As with the original NBA Street, to use an example UFS certainly learnt from, defending is a lot harder on the whole than attacking. Ironically, a degree of sometimes-acute slowdown can work to your advantage when you're trying to slide-tackle somebody, but after a while possession is almost as good as a goal. Chipped passes loop through the air from virtually anywhere on the pitch into a prime heading or volleying position. You can even chip a cross with a back-heel. In fact there are plenty of obvious approaches that are difficult to defend against, and you'll find some games are decided by how often the lousy collision detection or some AI quirk inadvertently broke down one of your attacks.

All This Aggravation

Now to be fair to UFS, it does a lot of things right. You can see what's going on most of the time thanks to a choice of decent side-on camera positions, it's smooth and responsive to control, it's full of the sort of silky skills that make football look elegant and occasionally miraculous, and for a while it grows more and more engaging as you become more accomplished.

Its principle fault however is that it's too eager to please. Although you can unlock more teams and a couple of new game modes, the basic play-set is there from the first kickabout, and you'll quickly discover that the extravagant flicks, turns and shots can be as boring and brainless in saturation as watching the current Liverpool team playing for a draw. Tricks are common currency and easy to perform, and thanks to some odd animation clashes, occasionally shifty AI and quirks that leave the game confused as to whether the ball's in play or not, it's a pretty dispassionate experience for the lone player. Throw in up to three friends and it gathers a bit of momentum, but on the whole the consensus seems to be that if a footy game wants to latch onto the instinctive male adulation of obscure and mystifying ball tricks and spectacular goals, then it either needs to be totally over the top and mechanically sound (like Soccer Slam), or utterly realistic. UFS is loitering somewhere in-between.

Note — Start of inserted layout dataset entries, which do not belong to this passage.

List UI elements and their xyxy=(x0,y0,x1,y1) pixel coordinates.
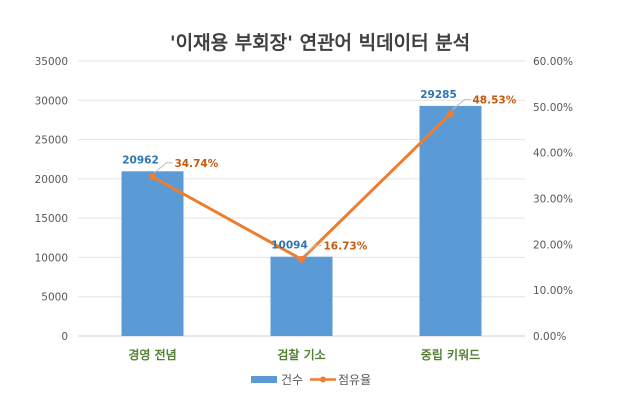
bar-data-label: 20962 xyxy=(122,154,159,166)
line-marker xyxy=(298,255,305,263)
legend-label-line: 점유율 xyxy=(338,373,371,387)
left-tick-label: 25000 xyxy=(35,135,68,147)
leader-line xyxy=(303,244,322,256)
line-marker xyxy=(149,173,156,181)
line-data-label: 48.53% xyxy=(473,95,517,107)
right-tick-label: 50.00% xyxy=(533,102,573,114)
line-series xyxy=(149,110,454,263)
left-axis: 0 5000 10000 15000 20000 25000 30000 35000 xyxy=(35,56,68,343)
legend-swatch-bar xyxy=(251,376,277,383)
legend-marker-line xyxy=(320,376,326,383)
bar-data-label: 10094 xyxy=(271,240,308,252)
right-tick-label: 30.00% xyxy=(533,194,573,206)
left-tick-label: 5000 xyxy=(41,292,68,304)
line-path xyxy=(151,112,452,262)
right-tick-label: 10.00% xyxy=(533,285,573,297)
right-axis: 0.00% 10.00% 20.00% 30.00% 40.00% 50.00% 60.00… xyxy=(533,56,573,343)
left-tick-label: 0 xyxy=(61,331,68,343)
data-labels: 20962 34.74% 10094 16.73% 29285 48.53% xyxy=(122,89,517,256)
bar xyxy=(121,171,184,336)
right-tick-label: 40.00% xyxy=(533,148,573,160)
left-tick-label: 20000 xyxy=(35,174,68,186)
line-data-label: 16.73% xyxy=(324,240,368,252)
line-data-label: 34.74% xyxy=(175,158,219,170)
category-label: 경영 전념 xyxy=(128,347,176,362)
left-tick-label: 30000 xyxy=(35,95,68,107)
right-tick-label: 20.00% xyxy=(533,239,573,251)
category-label: 중립 키워드 xyxy=(421,347,480,362)
leader-line xyxy=(452,99,471,110)
left-tick-label: 35000 xyxy=(35,56,68,68)
bar xyxy=(270,256,333,336)
left-tick-label: 15000 xyxy=(35,213,68,225)
bar-series xyxy=(121,105,482,337)
leader-line xyxy=(154,162,173,174)
bar xyxy=(419,105,482,337)
left-tick-label: 10000 xyxy=(35,252,68,264)
legend: 건수 점유율 xyxy=(251,373,371,387)
right-tick-label: 60.00% xyxy=(533,56,573,68)
bar-data-label: 29285 xyxy=(420,89,457,101)
legend-label-bar: 건수 xyxy=(281,373,303,387)
line-marker xyxy=(447,110,454,118)
right-tick-label: 0.00% xyxy=(533,331,566,343)
category-axis: 경영 전념 검찰 기소 중립 키워드 xyxy=(128,347,480,362)
category-label: 검찰 기소 xyxy=(277,347,325,362)
chart-title: '이재용 부회장' 연관어 빅데이터 분석 xyxy=(170,32,470,54)
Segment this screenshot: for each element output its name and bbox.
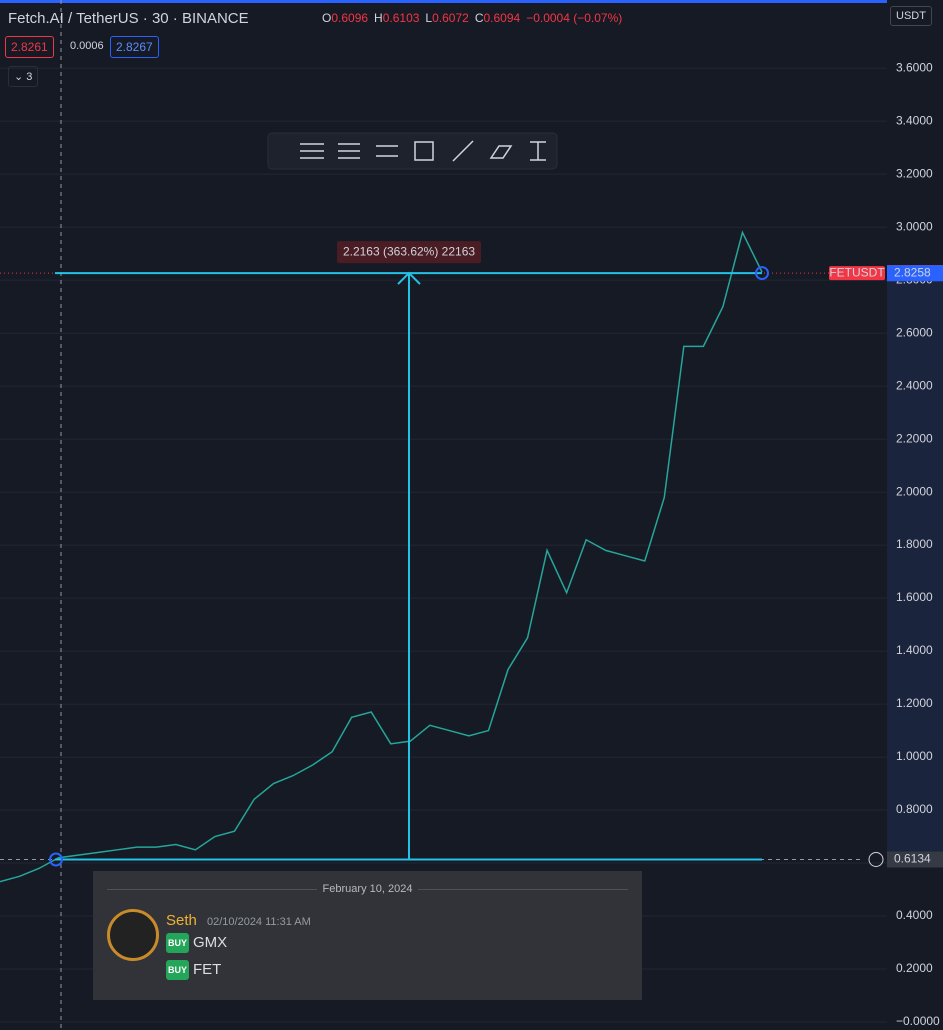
symbol-tag: FETUSDT xyxy=(829,265,885,279)
y-tick-label: 2.4000 xyxy=(896,378,933,392)
message-line: BUY FET xyxy=(166,960,221,980)
message-line: BUY GMX xyxy=(166,933,227,953)
y-tick-label: 0.4000 xyxy=(896,908,933,922)
handle xyxy=(755,266,769,281)
buy-badge: BUY xyxy=(166,960,190,980)
bid-price-tag-bg xyxy=(887,265,943,282)
username[interactable]: Seth xyxy=(166,912,197,929)
y-tick-label: 2.2000 xyxy=(896,431,933,445)
y-tick-label: 2.6000 xyxy=(896,325,933,339)
ohlc-key: C xyxy=(474,11,484,25)
bid-price-tag: 2.8258 xyxy=(894,265,931,279)
y-tick-label: 0.2000 xyxy=(896,961,933,975)
arrow-head xyxy=(397,271,421,285)
message-text: FET xyxy=(193,960,222,978)
chat-overlay: February 10, 2024 Seth 02/10/2024 11:31 … xyxy=(93,871,642,1000)
y-tick-label: 3.6000 xyxy=(896,60,933,74)
ohlc-value: 0.6096 xyxy=(331,11,369,25)
drawing-toolbar xyxy=(267,132,558,170)
axis-range xyxy=(887,273,943,860)
crosshair-tag: 0.6134 xyxy=(894,852,931,866)
y-tick-label: 2.0000 xyxy=(896,484,933,498)
buy-button[interactable]: 2.8267 xyxy=(110,36,159,58)
buy-badge: BUY xyxy=(166,933,190,953)
ohlc-value: 0.6103 xyxy=(382,11,420,25)
ohlc: O0.6096 H0.6103 L0.6072 C0.6094 −0.0004 (−0.… xyxy=(322,11,622,25)
y-tick-label: 3.2000 xyxy=(896,166,933,180)
ohlc-key: O xyxy=(322,11,332,25)
ohlc-key: L xyxy=(425,11,433,25)
y-tick-label: 1.2000 xyxy=(896,696,933,710)
y-tick-label: 1.4000 xyxy=(896,643,933,657)
symbol-title[interactable]: Fetch.AI / TetherUS · 30 · BINANCE xyxy=(8,10,249,27)
indicator-count: 3 xyxy=(26,71,33,83)
sell-button[interactable]: 2.8261 xyxy=(5,36,54,58)
y-tick-label: 0.8000 xyxy=(896,802,933,816)
y-tick-label: 3.0000 xyxy=(896,219,933,233)
price-line xyxy=(0,230,763,883)
top-bar xyxy=(0,0,943,3)
symbol-tag-bg xyxy=(829,266,885,281)
measure-label-bg xyxy=(337,241,481,264)
y-tick-label: 1.6000 xyxy=(896,590,933,604)
y-tick-label: −0.0000 xyxy=(896,1014,940,1028)
ohlc-key: H xyxy=(374,11,383,25)
ohlc-value: 0.6072 xyxy=(432,11,469,25)
indicators-toggle[interactable]: ⌄ 3 xyxy=(8,66,39,87)
avatar xyxy=(107,909,159,961)
measure-label: 2.2163 (363.62%) 22163 xyxy=(343,244,475,258)
message-text: GMX xyxy=(193,933,228,951)
handle xyxy=(49,852,63,867)
y-tick-label: 1.0000 xyxy=(896,749,933,763)
change: −0.0004 (−0.07%) xyxy=(526,11,623,25)
y-tick-label: 1.8000 xyxy=(896,537,933,551)
spread: 0.0006 xyxy=(70,40,104,52)
crosshair-tag-bg xyxy=(887,851,943,868)
ohlc-value: 0.6094 xyxy=(483,11,521,25)
date-divider: February 10, 2024 xyxy=(316,883,419,895)
currency-button[interactable]: USDT xyxy=(890,6,932,26)
y-tick-label: 3.4000 xyxy=(896,113,933,127)
add-alert[interactable] xyxy=(868,852,884,868)
timestamp: 02/10/2024 11:31 AM xyxy=(207,916,311,928)
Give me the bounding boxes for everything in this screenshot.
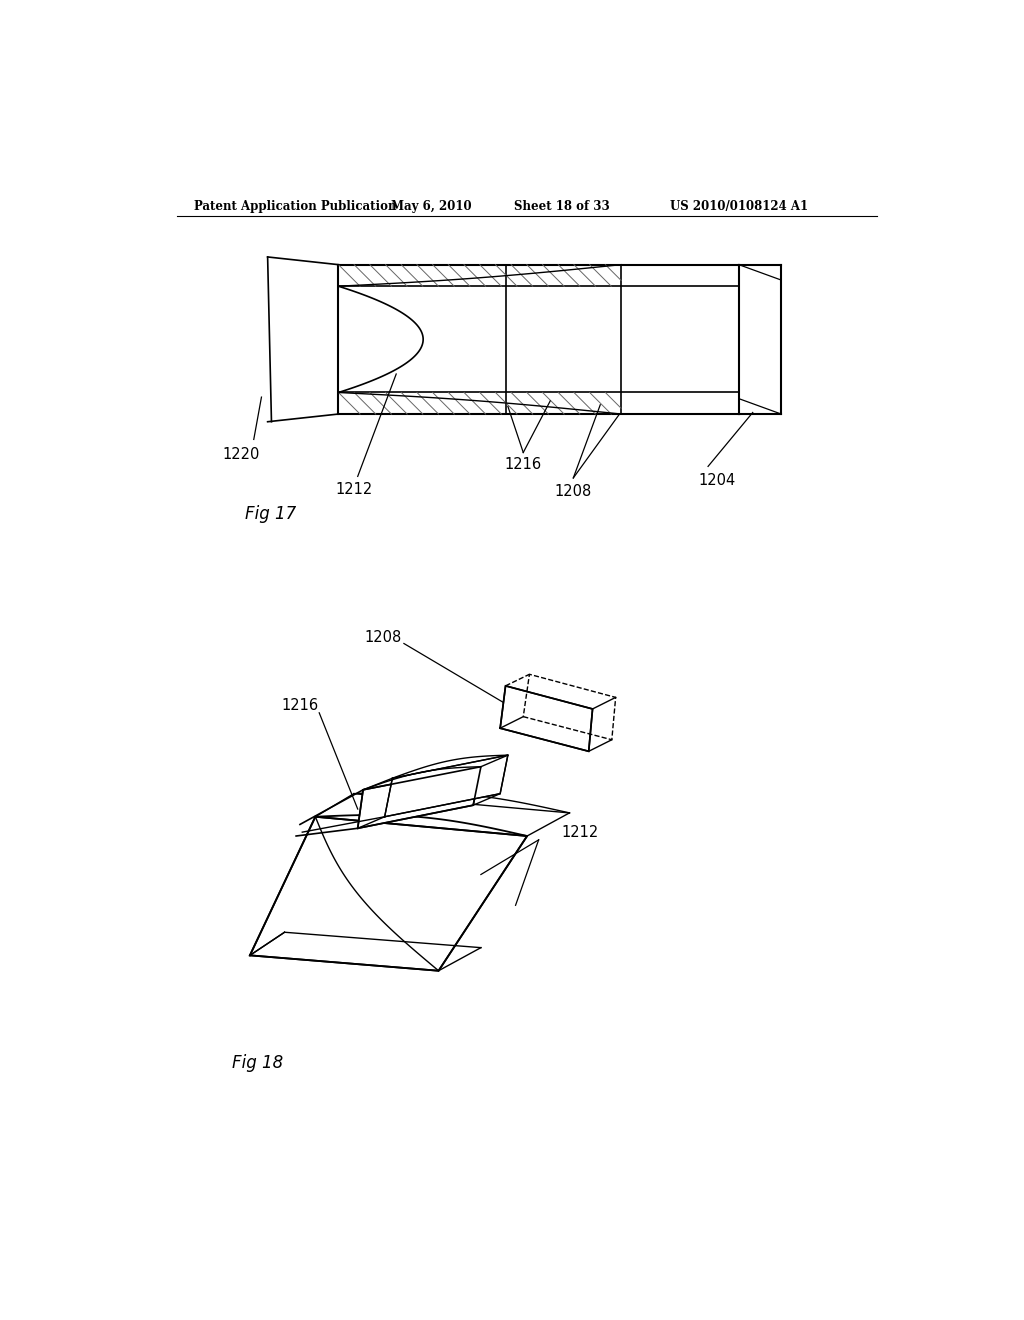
Text: 1216: 1216	[505, 457, 542, 473]
Text: US 2010/0108124 A1: US 2010/0108124 A1	[670, 199, 808, 213]
Text: 1204: 1204	[698, 473, 736, 488]
Text: Fig 18: Fig 18	[232, 1055, 284, 1072]
Text: 1208: 1208	[365, 630, 401, 645]
Text: 1208: 1208	[555, 483, 592, 499]
Text: 1216: 1216	[282, 697, 318, 713]
Polygon shape	[385, 755, 508, 817]
Text: 1220: 1220	[222, 447, 259, 462]
Polygon shape	[500, 686, 593, 751]
Polygon shape	[357, 767, 481, 829]
Text: May 6, 2010: May 6, 2010	[390, 199, 471, 213]
Text: Patent Application Publication: Patent Application Publication	[194, 199, 396, 213]
Text: Sheet 18 of 33: Sheet 18 of 33	[514, 199, 609, 213]
Polygon shape	[250, 817, 527, 970]
Text: 1212: 1212	[562, 825, 599, 841]
Text: 1212: 1212	[335, 482, 373, 498]
Text: Fig 17: Fig 17	[245, 506, 296, 523]
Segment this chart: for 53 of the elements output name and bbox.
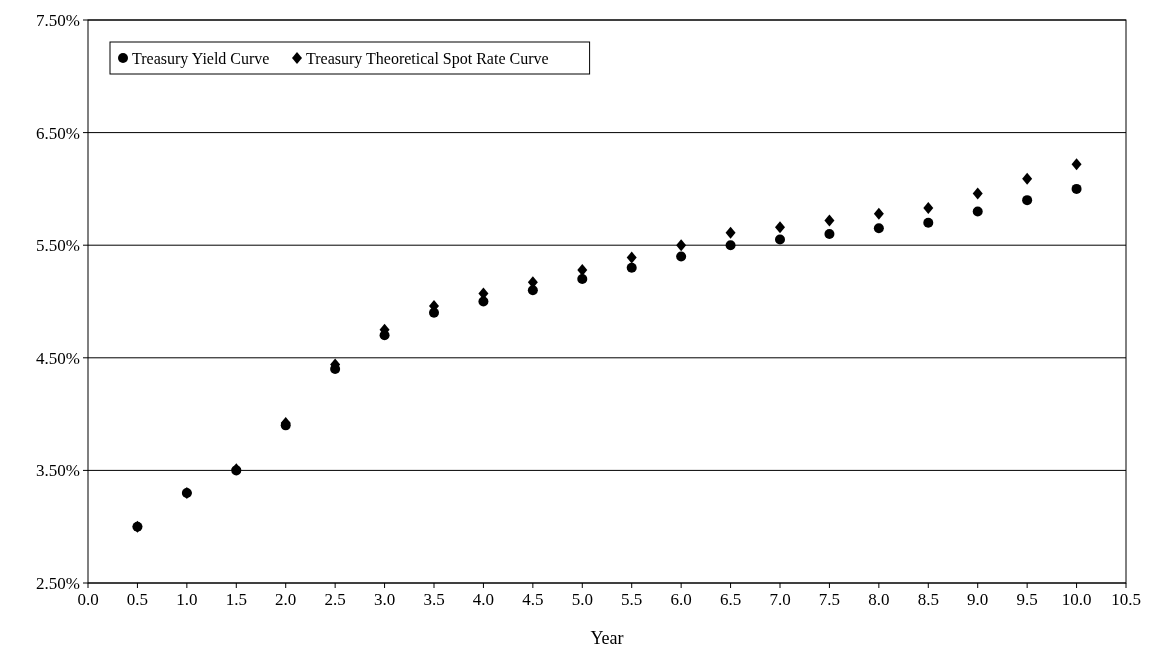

In a game about intricate skills their presentation is of paramount importance, and UFS doesn't really get this right. It probably looks a bit better on the GameCube and much better on the Xbox, but our PS2 review copy is really jagged and slowdown is rife - particularly when solid objects in the foreground obscure the camera and the game renders the players behind in bizarre Predator-o-vision. There's a lot of pitch-side detail, it has to be said, but it feels like it's trying too hard. Mish-mashing of animations and character models can really take the shine off an otherwise spectacular piece of play, and the automatic replays accentuate this more than anything - UFS could have done with more focus on the principles and less on the mood.

No Satisfaction In Me

Try as you might though, you can't escape the "Urban" trappings. Each 'hood' team has its own theme song, pitch and regional dialect, mostly English (or borderline). The central game mode is called Turf Wars, and involves invading various neighbouring 'hoods to conquer the crummy little strip of land the players call home. Introductory sequences give you an idea of the 'hood's "style", each victory gives you a bunch of upgrade points to spend improving your team's vital statistics, and the choice of backing track depends on your opponents. And, unfortunately, on you. The music tries to help out, it really does, but suffers from this crippling flaw - despite encompassing wide spread of styles, as tracks from TLC brush shoulders with the Foo Fighters, you wind up listening to your own team's song for one half of every game. Even going four minutes per half, it won't take many Turf Wars to tire of the same song.

The song issue is just another little niggle in a game that has rather too many little niggles already. Sadly for Urban Freestyle Soccer, it's a pretty forgettable football-without-football exercise in showboating for the sake of it. It's not horrendous by any means, and not all that objectionable to play, but it's yet another example of a distinctly average "extreme sports" game that lacks the polish and creativity of the real-life sportsmen it's trying to emulate-slash-harness. You'd be better off watching that five-a-side-on-a-boat-with-Elvis-and-Cantona advert again. That was everything this isn't. Next!